Wednesday 21st March 2018 06:06 EDT
 
 

Given the rate by which frauds are brought to light these days, new scams now fail to alarm the public. A real estate investment company that partnered with the USA's Trump Organization on an office tower project in India, has been accused of defrauding its foreign investors of at least $147 million. Documents obtained by The Washington Post reveal that two global investment companies based in New York and London that have invested nearly $300 million in Indian real estate development company IREO, filed a criminal complaint with the New Delhi police last month.

The Children's Investment Fund Foundation, a charity run by British billionaire Christopher Hohn, and Axon Partners, an equity firm run by former Goldman Sachs executive Dinakar Singh, alleged that the fund's Indian managing director Lalit Goyal, co-founder Anurag Bhargava, and others have committed a “large-scale fraud” by “illegally siphoning off” at least $147 million of investor money. They add that the actual sum could, however, be around $200 million. Delhi police said they have received the complaint but declined to discuss the matter further.
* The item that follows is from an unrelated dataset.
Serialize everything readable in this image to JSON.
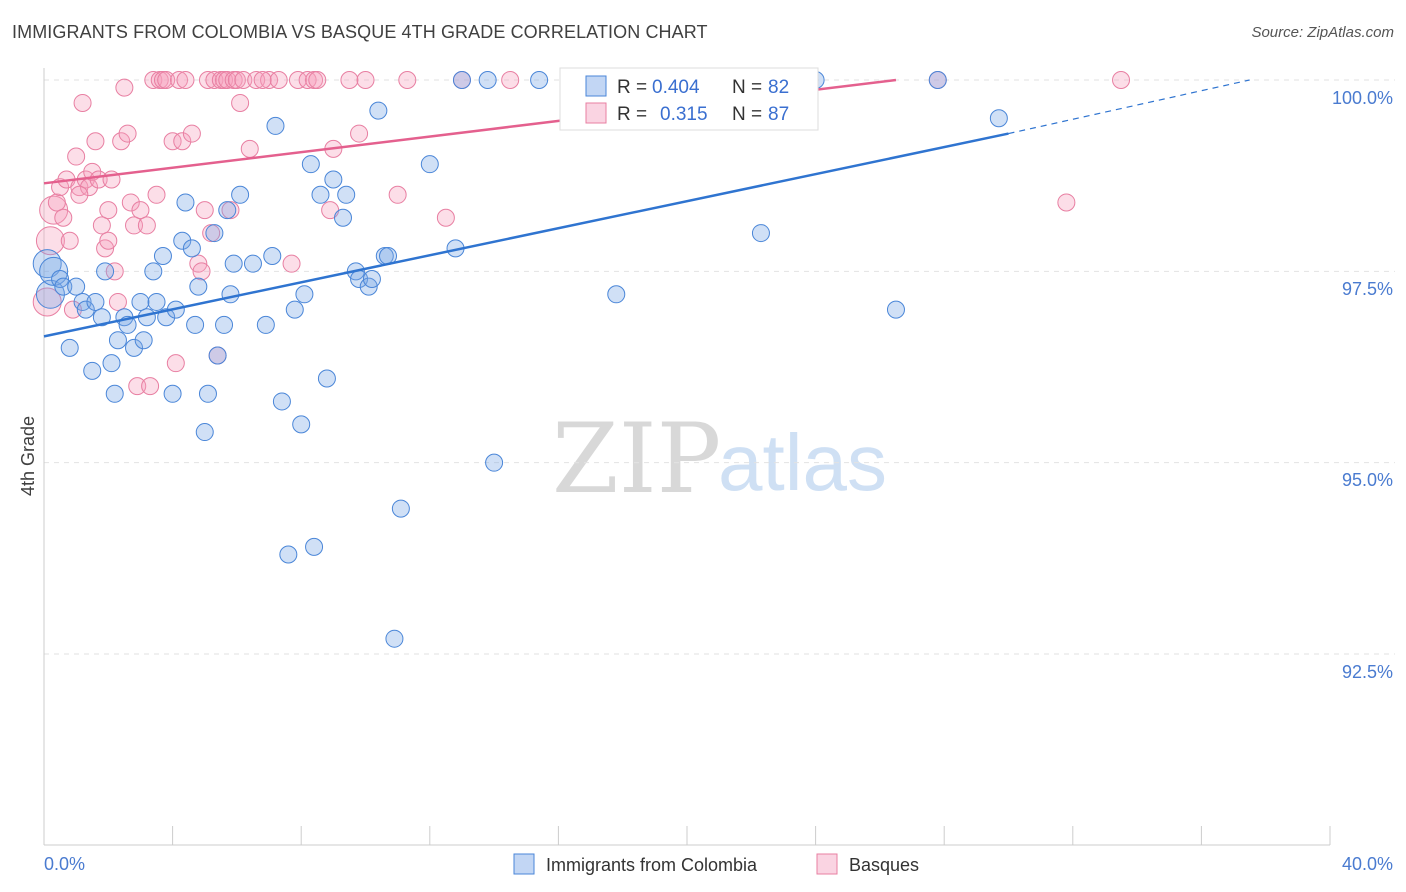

While Goyal refused to comment on the allegations, in a March 13 letter to IREO investors, he wrote, “As far as the allegation of fraud, diversion and misappropriation of funds is concerned, this is false, baseless, and devoid of any merit.”

The IREO group of funds was founded in 2004 by Goyal and Bhargava- who is a US resident on the board of the University of Pennsylvania's engineering school. The organisation manages over $1.6 billion from sovereign wealth and university endowment funds, a portfolio of 1,485 acres in the Delhi area and in the state of Punjab, and 18 million square feet of commercial and residential projects in development.

According to a 2017 letter written to investors, Singh and Hohn were becoming increasingly frustrated that IREO's managers seemed difficult to reach and had shown no indication that they were going to return investor money as scheduled, along with what they promised would be significant profits. “After roughly 10 years, we estimate that investors have received distributions of only $259 million, while management has collected over $300 million in management fees, and to this day, management does not have a plan for returning out capital before the end of various funds' lives,” they wrote.

Both the companies allege that Goyal and others established a fraudulent web of companies and entities and phony charges to diver over $147 million into their own pockets. They allege in one case, a project in an undeveloped area in the state of Rajasthan, where no licenses or land certificates were ever obtained was “nothing but a sham... to misappropriate about $62 million.” A former CEO of the company, Ramesh Sanka alerted the investors to potential fraud. He said he saw “various acts of cheating, fraud and misappropriation of money” at his onetime employer that created “huge wrongful gains” for the company's managing director and his associates.

The documents however, make no mention of the Trump Organization, and stress primarily on two real estate deals that began years before the global group signed a 2016 agreement with IREO to partner on an office tower in Gurgaon.